Paco estaba delgado como su perro; de niño los chicos del barrio lo llamaban Canijo y, ya adulto, nunca había pasado de los sesenta y cinco kilos, a pesar de su metro ochenta y cinco de estatura. El apodo de su infancia había permanecido en el tiempo, sobre todo gracias al empeño de su mujer, quien no había ahorrado esfuerzos para conseguir que todo el mundo siguiera llamándolo así; incluso ella misma, aunque había afinado un poco más y, después de llamarlo Canijo durante meses después de casados, en tono cariñoso decía, había pasado a llamarlo simplemente Cani, que le parecía como más íntimo, distinto a cualquier otro apelativo para la pareja; y así, entre Cani esto y Cani lo otro, a Paco casi se le olvidó el nombre que le pusieron en la pila bautismal en honor a San Francisco.
Cuando pisó la caca, a Paco se le fue el pie izquierdo detrás de la zapatilla, que parecía tener prisa por cruzar el salón sola; el desequilibrio consiguiente le hizo gesticular con las manos para agarrarse a cualquier cosa, ante la atenta mirada de Chucho; la taza de café fue a estamparse contra la mesita de la tele y el cachorro tuvo que esconderse detrás del sofá para esquivar la andanada de loza y de líquido negro y caliente que se le venía encima; el Canijo consiguió aferrarse con la mano izquierda al brazo del sillón y se quedó sentado en el suelo, la pierna izquierda extendida y la derecha doblada, formando un ángulo de casi noventa grados entre ambas, como si estuviera a punto de comenzar un ejercicio de gimnasia de suelo.
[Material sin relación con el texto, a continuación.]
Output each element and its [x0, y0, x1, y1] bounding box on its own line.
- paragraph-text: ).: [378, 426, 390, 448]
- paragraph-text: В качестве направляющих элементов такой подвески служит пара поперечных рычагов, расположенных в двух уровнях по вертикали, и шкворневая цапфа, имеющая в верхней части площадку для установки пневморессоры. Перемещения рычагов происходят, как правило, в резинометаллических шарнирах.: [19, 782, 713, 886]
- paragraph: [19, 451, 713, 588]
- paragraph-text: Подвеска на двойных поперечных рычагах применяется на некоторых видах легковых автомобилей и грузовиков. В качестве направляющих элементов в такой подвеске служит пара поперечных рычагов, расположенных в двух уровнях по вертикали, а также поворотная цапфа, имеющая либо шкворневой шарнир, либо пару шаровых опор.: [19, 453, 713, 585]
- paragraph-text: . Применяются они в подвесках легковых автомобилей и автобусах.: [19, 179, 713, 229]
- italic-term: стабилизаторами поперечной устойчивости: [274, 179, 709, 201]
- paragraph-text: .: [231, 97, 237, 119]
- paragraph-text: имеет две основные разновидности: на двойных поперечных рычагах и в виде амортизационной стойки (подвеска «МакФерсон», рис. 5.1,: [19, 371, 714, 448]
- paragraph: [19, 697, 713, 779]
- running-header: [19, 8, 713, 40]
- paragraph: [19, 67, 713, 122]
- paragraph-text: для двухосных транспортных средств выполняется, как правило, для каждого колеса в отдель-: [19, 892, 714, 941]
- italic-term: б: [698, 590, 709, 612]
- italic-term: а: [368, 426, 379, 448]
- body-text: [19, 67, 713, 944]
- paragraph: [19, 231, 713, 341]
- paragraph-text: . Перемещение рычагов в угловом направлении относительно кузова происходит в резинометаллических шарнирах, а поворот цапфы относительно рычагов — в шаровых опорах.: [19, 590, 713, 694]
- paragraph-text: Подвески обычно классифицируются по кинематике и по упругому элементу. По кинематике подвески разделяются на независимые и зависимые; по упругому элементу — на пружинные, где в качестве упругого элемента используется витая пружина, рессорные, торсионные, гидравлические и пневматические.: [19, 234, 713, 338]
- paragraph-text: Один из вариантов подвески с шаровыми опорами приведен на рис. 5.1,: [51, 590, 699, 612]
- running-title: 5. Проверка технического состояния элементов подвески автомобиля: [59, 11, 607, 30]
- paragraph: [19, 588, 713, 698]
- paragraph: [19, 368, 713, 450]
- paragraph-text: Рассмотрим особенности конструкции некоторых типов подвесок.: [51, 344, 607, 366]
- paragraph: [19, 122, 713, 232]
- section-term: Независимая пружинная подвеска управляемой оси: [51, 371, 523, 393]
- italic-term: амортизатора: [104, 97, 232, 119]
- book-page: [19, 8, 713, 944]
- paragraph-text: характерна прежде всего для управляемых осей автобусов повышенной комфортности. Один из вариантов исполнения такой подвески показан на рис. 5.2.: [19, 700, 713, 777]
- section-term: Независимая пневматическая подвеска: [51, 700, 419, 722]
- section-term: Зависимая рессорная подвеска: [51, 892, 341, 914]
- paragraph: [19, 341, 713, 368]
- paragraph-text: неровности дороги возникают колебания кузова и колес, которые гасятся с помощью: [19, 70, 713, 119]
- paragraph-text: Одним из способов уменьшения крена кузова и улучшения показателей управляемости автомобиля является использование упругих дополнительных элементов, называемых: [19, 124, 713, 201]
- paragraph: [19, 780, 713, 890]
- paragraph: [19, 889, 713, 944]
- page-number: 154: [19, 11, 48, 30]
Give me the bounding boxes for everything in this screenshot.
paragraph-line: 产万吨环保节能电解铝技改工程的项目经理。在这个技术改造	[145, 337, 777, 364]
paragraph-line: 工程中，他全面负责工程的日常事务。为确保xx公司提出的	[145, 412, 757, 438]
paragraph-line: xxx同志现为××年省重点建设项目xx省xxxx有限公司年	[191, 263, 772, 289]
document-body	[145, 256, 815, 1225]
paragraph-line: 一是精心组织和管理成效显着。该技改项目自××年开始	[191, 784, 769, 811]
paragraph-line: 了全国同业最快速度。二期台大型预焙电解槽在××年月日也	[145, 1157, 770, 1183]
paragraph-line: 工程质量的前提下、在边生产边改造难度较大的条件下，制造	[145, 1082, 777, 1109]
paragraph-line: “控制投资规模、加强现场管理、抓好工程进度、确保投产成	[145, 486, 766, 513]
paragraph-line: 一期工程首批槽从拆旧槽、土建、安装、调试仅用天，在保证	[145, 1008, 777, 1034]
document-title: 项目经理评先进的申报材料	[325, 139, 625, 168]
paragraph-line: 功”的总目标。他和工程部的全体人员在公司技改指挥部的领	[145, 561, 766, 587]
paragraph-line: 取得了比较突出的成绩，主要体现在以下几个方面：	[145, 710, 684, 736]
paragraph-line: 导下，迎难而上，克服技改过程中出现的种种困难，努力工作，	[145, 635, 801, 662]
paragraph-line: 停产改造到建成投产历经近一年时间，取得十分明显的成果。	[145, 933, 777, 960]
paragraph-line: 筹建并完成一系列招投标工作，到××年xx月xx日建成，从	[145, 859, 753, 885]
La muestra olorosa del cachorro también le había llenado el pantalón y Paco pensó que lo mejor sería contar hasta diez, o hasta cien, antes de comprobar el desaguisado, para no ponerse a blasfemar como un loco y para no enviar al chucho al mismísimo infierno.

Una vez más, después de limpiarlo todo y regañar al cachorro con muchas voces y muchos gestos, en la creencia de que Chucho lo entendería mejor cuanto más gritara, Paco se preguntó por qué diablos había permitido que sus hijas le colaran aquel gol. Es el cachorro de una amiga, le habían dicho; sólo se quedará el fin de semana, le aseguraron; volverán a por él el lunes, le prometieron; pero nada de nada. María y Ana, sus hijas, lo conocían bien y eran expertas en las escaramuzas caseras; Ana, con su pelo rizado y su hoyuelo en las mejillas cada vez que sonreía, era la determinación en persona; poseía carácter, fuerza, personalidad; tanto es así que, cada vez que tomaba una decisión, no había quien le chistara; por su parte, María, dócil y obediente, siempre cedía y se dejaba llevar por el instinto y la capacidad de acción de su hermana mayor. Las dos niñas habían encontrado el cachorro en un parque, aterido de frío en una tarde de invierno y habían decidido llevarlo a casa con el pretexto, inventado por Ana, de que una amiga se lo había dejado para el sábado y el domingo.
El Canijo llegó a saber toda la historia, pues, después de todo, una cosa es ser un padre benévolo y comprensivo y otra cosa es ser tonto, pero no había tenido agallas para largar al cachorro. Desde un principio, había visto a sus hijas, enternecido, darle el biberón al animal, jugar con él, hablarle con cariño, turnarse para atenderlo cuando tenían que estudiar…, y todo eso venció su resistencia.  De modo que el dichoso chucho se quedó contra viento y marea y ahora no había más remedio que adaptarse.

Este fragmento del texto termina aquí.